4) "Shard". Used to be called "Slice" but I believe now it is officially
called "Shard". I agree with that change, because I believe most of the
industry also uses the term "Shard" for this logical/non-physical
concept - just needs to be reflected it across documentation and code
5) "Replica". Used to be called "Shard" but I believe now it is
officially called "Replica". I certainly do not agree with the name
"Replica", because it suggests that it is a copy of an "original", but
it isnt. I would prefer "Shard-instance" here, to avoid the confusion. I
understand that you can argue (if you argue long enough) that "Replica"
is a fine name, but you really need the explanation to understand why
"Replica" can be defended as the name for this. Is is not immediately
obvious what this is as long as it is called "Replica". A "Replica" is
basically a Solr Cloud managed Core and behind every Replica/Core lives
a physical Lucene index. So Replica=Core) contains/maintains Lucene
index behind the scenes. The term "Replica" also needs to be reflected
across documentation and code.
Regards, Per Steffensen
On 1/3/13 10:42 AM, Alexandre Rafalovitch wrote:
Hello,
I am trying to understand the core Solr terminology.
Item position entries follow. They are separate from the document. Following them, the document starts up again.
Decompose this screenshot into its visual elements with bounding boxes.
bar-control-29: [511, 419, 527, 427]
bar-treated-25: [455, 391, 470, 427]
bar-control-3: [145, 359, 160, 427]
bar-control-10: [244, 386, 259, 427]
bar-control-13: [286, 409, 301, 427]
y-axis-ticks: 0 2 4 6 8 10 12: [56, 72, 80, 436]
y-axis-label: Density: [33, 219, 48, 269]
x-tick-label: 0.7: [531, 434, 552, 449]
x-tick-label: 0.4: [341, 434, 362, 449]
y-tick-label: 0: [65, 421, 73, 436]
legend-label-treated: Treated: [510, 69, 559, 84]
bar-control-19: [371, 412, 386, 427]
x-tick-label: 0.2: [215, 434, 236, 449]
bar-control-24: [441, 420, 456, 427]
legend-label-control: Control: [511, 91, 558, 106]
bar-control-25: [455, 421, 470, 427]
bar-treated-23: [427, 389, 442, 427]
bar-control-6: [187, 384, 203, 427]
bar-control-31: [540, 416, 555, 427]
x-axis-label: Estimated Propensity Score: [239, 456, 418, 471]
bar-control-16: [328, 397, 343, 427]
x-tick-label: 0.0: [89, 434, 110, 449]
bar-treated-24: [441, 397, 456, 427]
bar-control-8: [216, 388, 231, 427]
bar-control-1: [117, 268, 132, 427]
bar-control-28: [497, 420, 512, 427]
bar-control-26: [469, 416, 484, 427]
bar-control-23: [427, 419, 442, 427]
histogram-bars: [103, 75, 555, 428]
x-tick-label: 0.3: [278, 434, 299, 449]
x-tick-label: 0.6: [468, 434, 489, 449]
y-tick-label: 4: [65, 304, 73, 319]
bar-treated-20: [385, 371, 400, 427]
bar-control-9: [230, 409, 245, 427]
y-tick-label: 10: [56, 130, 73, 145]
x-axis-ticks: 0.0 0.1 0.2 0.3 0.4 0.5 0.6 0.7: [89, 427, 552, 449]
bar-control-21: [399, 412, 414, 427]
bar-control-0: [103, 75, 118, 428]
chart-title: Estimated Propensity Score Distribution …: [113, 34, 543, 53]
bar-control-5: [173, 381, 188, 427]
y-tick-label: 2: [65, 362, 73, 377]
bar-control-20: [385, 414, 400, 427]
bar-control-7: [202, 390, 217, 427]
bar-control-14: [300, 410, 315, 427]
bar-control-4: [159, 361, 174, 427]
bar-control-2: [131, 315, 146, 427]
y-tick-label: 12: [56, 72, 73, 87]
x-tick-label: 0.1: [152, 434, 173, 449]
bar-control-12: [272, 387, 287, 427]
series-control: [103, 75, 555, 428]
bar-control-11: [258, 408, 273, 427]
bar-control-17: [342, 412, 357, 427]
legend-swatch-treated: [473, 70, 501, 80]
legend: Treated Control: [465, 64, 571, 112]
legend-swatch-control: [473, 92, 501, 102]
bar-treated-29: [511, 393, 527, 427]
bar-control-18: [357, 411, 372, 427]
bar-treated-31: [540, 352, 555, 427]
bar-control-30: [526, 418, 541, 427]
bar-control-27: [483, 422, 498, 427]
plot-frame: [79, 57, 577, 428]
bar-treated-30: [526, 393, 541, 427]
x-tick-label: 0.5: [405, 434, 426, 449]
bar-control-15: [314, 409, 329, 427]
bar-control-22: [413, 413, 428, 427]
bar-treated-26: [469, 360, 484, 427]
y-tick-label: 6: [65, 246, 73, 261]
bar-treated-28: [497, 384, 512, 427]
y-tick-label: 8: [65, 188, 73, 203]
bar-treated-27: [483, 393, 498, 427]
I am looking for
correct rather than loose meaning as I am trying to teach an example that
starts from easy scenario and may scale to multi-core, multi-machine
situation.
Here are the terms that seem to be all overlapping and/or crossing over in
my mind a the moment.
1) Index
2) Core
3) Collection
4) Instance
5) Replica (Replica of _what_?)
6) Others?
I tried looking through documentation, but either there is a terminology
drift or I am having trouble understanding the distinctions.
If anybody has a clear picture in their mind, I would appreciate a
clarification.
Regards,
Alex.
Personal blog: http://blog.outerthoughts.com/
LinkedIn: http://www.linkedin.com/in/alexandrerafalovitch
- Time is the quality of nature that keeps events from happening all at
once. Lately, it doesn't seem to be working. (Anonymous - via GTD book)